Now we note a pair of filings for two new and different types of crypto products, proposals that supplement SEC’s ongoing consideration of the first Bitcoin ETF. Arca, a Los Angeles-based digital asset manager, is seeking approval to sell a new type of stablecoin, filing a prospectus with the SEC for a bond fund with shares tokenized on the ethereum blockchain as “Arca UST Coins.” Additionally, New York-based blockchain developer Blockstack filed an offering statement to conduct a $50 million token offering using the Reg A+ framework; Blockstack claims that following SEC’s review of its preliminary offering circular, the Stacks Tokens offering would be the first SEC-qualified token offering of its kind.

We hope this signals a growing effort by industry players to “test the waters,” or alternatively to make a more concerted effort to “play by the rules” even as many of those rules remain unclear. Pegging a token to U.S. Treasury securities as a type of stablecoin, and utilizing the Regulation A+ exemption to expedite SEC review of a token offering represent new proposals that — regardless of whether they are approved — will add to the existing body of regulatory precedents, indicators, and decisions. The more regulators are “tested” with different types of proposals, the more insight we receive on how new applications and approaches will be handled and where the governance lines will be drawn.

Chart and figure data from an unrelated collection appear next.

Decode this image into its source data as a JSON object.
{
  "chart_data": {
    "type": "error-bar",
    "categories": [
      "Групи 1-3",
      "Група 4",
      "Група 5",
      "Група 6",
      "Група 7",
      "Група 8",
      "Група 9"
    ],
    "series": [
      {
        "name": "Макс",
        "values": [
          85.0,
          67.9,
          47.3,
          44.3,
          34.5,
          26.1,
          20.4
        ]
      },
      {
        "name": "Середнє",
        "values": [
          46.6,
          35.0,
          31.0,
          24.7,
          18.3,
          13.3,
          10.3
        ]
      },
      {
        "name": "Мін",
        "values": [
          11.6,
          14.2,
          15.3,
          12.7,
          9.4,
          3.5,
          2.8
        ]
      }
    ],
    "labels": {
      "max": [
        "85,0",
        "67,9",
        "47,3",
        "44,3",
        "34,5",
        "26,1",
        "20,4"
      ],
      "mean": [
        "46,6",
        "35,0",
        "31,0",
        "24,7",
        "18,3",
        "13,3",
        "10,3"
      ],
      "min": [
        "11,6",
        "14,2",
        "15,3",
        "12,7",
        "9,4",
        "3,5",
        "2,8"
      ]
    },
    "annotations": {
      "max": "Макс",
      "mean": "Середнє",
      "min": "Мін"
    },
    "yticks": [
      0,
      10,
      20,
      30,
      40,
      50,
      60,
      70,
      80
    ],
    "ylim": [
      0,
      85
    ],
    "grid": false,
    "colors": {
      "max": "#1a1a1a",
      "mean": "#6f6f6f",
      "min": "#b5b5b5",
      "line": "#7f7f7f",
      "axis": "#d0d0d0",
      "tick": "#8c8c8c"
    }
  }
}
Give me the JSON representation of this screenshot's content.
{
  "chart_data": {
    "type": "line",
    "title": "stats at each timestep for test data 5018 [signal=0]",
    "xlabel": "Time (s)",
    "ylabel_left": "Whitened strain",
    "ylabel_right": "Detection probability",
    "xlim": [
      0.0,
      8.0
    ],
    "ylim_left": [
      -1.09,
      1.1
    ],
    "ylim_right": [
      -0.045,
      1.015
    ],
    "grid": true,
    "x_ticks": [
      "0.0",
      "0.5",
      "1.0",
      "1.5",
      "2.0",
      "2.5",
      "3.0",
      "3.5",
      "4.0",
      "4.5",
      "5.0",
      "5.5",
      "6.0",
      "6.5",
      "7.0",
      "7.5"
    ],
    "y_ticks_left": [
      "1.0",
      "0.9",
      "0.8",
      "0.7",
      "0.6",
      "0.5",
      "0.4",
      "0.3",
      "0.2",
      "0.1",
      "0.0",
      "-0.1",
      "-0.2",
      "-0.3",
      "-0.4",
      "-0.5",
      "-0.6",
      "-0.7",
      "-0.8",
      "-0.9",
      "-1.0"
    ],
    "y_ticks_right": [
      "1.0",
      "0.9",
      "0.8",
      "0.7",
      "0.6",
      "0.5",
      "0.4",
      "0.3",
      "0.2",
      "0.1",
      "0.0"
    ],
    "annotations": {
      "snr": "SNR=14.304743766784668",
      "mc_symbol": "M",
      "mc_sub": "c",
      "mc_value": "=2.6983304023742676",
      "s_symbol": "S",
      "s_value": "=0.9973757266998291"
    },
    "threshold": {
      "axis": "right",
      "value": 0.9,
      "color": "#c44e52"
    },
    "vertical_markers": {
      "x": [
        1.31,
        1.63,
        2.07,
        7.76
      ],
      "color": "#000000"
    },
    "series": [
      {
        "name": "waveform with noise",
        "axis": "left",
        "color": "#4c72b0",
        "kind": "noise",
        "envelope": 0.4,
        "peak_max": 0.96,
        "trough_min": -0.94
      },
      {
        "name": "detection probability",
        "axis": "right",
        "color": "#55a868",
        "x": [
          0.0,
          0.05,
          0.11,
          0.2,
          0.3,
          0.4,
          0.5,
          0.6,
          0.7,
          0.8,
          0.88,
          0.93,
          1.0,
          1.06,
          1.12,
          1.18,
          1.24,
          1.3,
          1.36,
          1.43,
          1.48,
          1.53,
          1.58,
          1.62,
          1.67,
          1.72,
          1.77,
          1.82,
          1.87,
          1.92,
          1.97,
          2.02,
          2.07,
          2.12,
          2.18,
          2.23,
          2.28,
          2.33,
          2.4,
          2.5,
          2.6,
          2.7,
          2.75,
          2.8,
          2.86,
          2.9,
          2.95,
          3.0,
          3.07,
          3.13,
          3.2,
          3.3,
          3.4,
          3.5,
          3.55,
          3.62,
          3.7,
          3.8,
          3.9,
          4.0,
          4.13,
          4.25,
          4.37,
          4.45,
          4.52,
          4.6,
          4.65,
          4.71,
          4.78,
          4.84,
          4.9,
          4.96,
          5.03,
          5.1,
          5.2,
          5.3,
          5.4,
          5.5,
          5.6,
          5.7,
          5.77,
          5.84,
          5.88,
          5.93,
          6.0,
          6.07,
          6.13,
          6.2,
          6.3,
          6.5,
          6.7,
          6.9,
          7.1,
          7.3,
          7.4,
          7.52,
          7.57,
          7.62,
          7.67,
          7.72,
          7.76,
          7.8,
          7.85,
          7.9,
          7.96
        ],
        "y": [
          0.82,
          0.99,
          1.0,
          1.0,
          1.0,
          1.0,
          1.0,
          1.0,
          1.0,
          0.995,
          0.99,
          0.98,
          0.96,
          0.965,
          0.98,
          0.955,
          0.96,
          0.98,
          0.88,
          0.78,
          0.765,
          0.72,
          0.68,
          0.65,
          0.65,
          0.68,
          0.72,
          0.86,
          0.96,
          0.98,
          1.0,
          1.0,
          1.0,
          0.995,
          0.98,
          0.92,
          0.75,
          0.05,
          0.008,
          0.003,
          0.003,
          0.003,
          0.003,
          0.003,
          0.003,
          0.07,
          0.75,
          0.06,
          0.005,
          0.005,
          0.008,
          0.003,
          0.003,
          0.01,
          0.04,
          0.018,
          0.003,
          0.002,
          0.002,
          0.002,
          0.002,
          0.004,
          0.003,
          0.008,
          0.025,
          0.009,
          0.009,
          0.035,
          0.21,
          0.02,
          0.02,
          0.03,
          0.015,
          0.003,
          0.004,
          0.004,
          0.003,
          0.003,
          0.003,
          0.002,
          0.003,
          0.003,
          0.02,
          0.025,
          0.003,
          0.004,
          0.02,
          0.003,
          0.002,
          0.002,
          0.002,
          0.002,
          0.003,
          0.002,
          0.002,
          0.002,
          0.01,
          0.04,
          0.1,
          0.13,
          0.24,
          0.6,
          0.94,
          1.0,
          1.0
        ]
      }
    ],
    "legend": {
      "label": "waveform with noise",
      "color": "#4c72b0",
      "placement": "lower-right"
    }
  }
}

If SEC’s continued deferral of the BTC ETF decision is any indication of how it plans to handle new types of crypto applications and filings, we could soon see its inability — or unwillingness — to quickly rule on these types of proposals. However, if it truly seeks to support U.S. innovation in this area and continue to issue clearer guidance, its response to these two filings ought to reflect that supportive approach.

Blockstack knows its Reg A+ filing could pave the way for others, stating “Recently, U.S. markets have been closed to crypto projects given regulatory uncertainty, and we believe in opening the U.S. markets to innovation in this area. … Following a regulated path and proactively working with the regulators was a decision we made with the understanding that it’ll require a lot of work and time. … This can potentially set a precedent for others in the industry.”

We welcome these new proposals, not just because of their potential to expand the overall digital asset ecosystem with new types of products, but also because of the two companies’ proactive and above-board regulatory engagement that will — regardless of the SEC’s decisions — benefit our collective understanding of the regulatory environment.